MAS issues RM2.5b perpetual sukuk, risky financing for working capital
KUALA LUMPUR, June 12 — Loss-making Malaysia Airlines (MAS) will be the first company in Malaysia to establish an Islamic perpetual bond today totalling RM2.5 billion for its operations even as concern rises in the region over the growing demand of the higher risk bonds.
This comes after reports that the Monetary Authority of Singapore is increasingly concerned over the unprecedented demand for perpetual bonds, also known as perps, which typically entice investors with higher coupon rates in exchange for accepting a higher level of risk as there is a possibility their capital may not be repaid, hence the term perpetual.
MAS posted a RM2.52 billion loss for 2011.
The Thai SEC (Securities and Exchange Commission) also issued a warning earlier this month for investors to fully understand the details of subordinated debentures, which is corporate debt that ranks as a low priority for repayment.
MAS said that the perpetual junior sukuk will be recognised not as debt but as equity and payment obligations will at all times be junior to the claims of present and future creditors of the flag carrier but ahead of other share capital instruments. The national airline has RM1.3 billion of loans outstanding and no bonds, according to data compiled by Bloomberg.
The tenure of the sukuk is perpetual and MAS has a call option to redeem the junior sukuk at the end of the 10th year and on each following periodic distribution date.
MAS can also redeem the junior sukuk if there is a change in accounting standards resulting in it no longer being recognised as equity.
The airline may also defer periodic distributions but the deferred distributions will be cumulative.
The sukuk will also not be rated.
Opus Asset Management chief investment officer Siaw Wei Tang said it was important for prospective investors to read and understand the terms and conditions of perpetual bonds.
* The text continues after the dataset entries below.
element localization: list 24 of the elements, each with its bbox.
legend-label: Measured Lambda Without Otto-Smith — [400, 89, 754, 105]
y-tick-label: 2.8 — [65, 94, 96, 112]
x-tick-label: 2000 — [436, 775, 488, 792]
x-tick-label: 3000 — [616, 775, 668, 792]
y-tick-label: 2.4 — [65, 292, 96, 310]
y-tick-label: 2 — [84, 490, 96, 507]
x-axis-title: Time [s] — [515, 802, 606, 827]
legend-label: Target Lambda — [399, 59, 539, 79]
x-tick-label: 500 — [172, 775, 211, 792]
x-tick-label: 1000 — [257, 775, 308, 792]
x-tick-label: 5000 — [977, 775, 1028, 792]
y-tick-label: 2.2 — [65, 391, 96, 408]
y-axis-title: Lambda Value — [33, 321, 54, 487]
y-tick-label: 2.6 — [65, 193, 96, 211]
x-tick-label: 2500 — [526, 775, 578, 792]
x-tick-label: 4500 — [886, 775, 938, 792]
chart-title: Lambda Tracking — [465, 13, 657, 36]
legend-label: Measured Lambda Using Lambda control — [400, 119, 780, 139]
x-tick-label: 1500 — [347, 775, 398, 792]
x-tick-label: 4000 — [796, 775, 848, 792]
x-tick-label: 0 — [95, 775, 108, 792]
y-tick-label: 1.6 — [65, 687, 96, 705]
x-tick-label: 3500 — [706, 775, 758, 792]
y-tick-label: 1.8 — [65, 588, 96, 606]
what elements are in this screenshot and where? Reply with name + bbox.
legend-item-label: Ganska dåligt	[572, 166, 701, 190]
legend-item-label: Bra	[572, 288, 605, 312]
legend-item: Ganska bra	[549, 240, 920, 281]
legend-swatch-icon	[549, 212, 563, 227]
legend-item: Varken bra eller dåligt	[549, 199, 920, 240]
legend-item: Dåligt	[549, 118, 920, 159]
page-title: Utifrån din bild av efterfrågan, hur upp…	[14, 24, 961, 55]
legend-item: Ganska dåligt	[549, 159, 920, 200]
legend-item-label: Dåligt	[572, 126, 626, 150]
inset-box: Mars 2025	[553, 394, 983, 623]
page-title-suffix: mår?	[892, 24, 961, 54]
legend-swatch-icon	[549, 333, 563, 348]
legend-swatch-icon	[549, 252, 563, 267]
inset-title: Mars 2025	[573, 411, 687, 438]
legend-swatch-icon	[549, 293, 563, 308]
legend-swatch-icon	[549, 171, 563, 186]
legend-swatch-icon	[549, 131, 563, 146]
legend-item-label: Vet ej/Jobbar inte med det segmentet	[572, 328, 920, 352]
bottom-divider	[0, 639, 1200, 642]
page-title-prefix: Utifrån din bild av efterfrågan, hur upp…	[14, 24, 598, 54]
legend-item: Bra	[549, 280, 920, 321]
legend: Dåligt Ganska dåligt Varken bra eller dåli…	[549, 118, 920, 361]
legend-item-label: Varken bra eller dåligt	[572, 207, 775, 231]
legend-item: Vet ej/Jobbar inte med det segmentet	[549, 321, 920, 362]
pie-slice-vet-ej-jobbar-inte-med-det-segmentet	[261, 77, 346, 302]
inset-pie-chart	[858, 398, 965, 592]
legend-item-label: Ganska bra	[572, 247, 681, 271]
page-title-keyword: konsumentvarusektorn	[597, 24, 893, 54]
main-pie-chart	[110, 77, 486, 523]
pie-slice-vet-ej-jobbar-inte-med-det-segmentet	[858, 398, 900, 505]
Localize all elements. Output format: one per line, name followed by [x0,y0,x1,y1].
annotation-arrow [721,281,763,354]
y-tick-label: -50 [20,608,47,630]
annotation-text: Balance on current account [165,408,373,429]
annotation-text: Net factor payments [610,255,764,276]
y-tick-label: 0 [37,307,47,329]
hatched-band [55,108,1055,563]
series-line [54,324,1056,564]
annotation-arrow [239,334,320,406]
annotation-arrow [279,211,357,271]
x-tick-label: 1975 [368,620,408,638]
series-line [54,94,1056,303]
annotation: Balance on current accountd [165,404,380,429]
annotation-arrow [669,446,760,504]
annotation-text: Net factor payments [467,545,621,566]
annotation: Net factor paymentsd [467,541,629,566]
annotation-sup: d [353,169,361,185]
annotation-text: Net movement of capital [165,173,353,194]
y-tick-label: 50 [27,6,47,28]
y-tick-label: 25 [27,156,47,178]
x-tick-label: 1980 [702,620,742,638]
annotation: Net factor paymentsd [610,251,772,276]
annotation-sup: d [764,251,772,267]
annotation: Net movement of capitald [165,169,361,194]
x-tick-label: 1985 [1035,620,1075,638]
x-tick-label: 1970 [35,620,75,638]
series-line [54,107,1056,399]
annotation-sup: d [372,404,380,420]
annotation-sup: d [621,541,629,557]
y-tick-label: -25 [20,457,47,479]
He noted that some perpetual bonds in the past had the option of not paying periodic distributions if the company did not issue dividends.
Chris Eng, head of research of the investment management division at Etiqa Insurance and Takaful, said that what was important about the MAS perpetual sukuk was whether it has a government guarantee.
He added that perpetual bonds could be more interesting for insurance companies given their long dated liabilities.
“I would only look at Malaysia Airlines’ bond above 6 percent given the turbulence in the aviation industry,” Chan Cheh Shin, who manages RM850 million as head of sukuk at OSK-UOB Islamic Fund Management Bhd in Kuala Lumpur, said in a May 25 interview with Bloomberg. “The company’s financials aren’t great. A perpetual bond also has all the downsides of common shares such as huge volatility and default risk.”
Yields on global sukuk, which pay returns on assets to comply with Islam’s ban on interest, dropped 22 basis points, or 0.22 percentage point, this year to 3.77 percent, according to the HSBC/Nasdaq Dubai US Dollar Sukuk Index. The difference between average yields and the London interbank offered rate, or Libor, narrowed 12 basis points to 261.
Reuters reported that more perpetual bonds were sold in Singapore in the first three months of 2012 than in the previous 15 years.
The newswire said that perpetual bonds offered companies the “tantalising” opportunity to raise funds with no dated maturity and avoiding any impact on gearing ratios.
The bonds also offer higher coupons, attractive for investors in a low interest-rate environment, but come with high duration risk since there is no repayment guarantee.
The perpetual junior sukuk of up to RM2.5 billion is part of MAS’s RM9 billion fund raising plan and the proceeds are expected to be used for its working capital needs and refinancing of existing borrowings.
The airline posted a RM2.52 billion loss for 2011.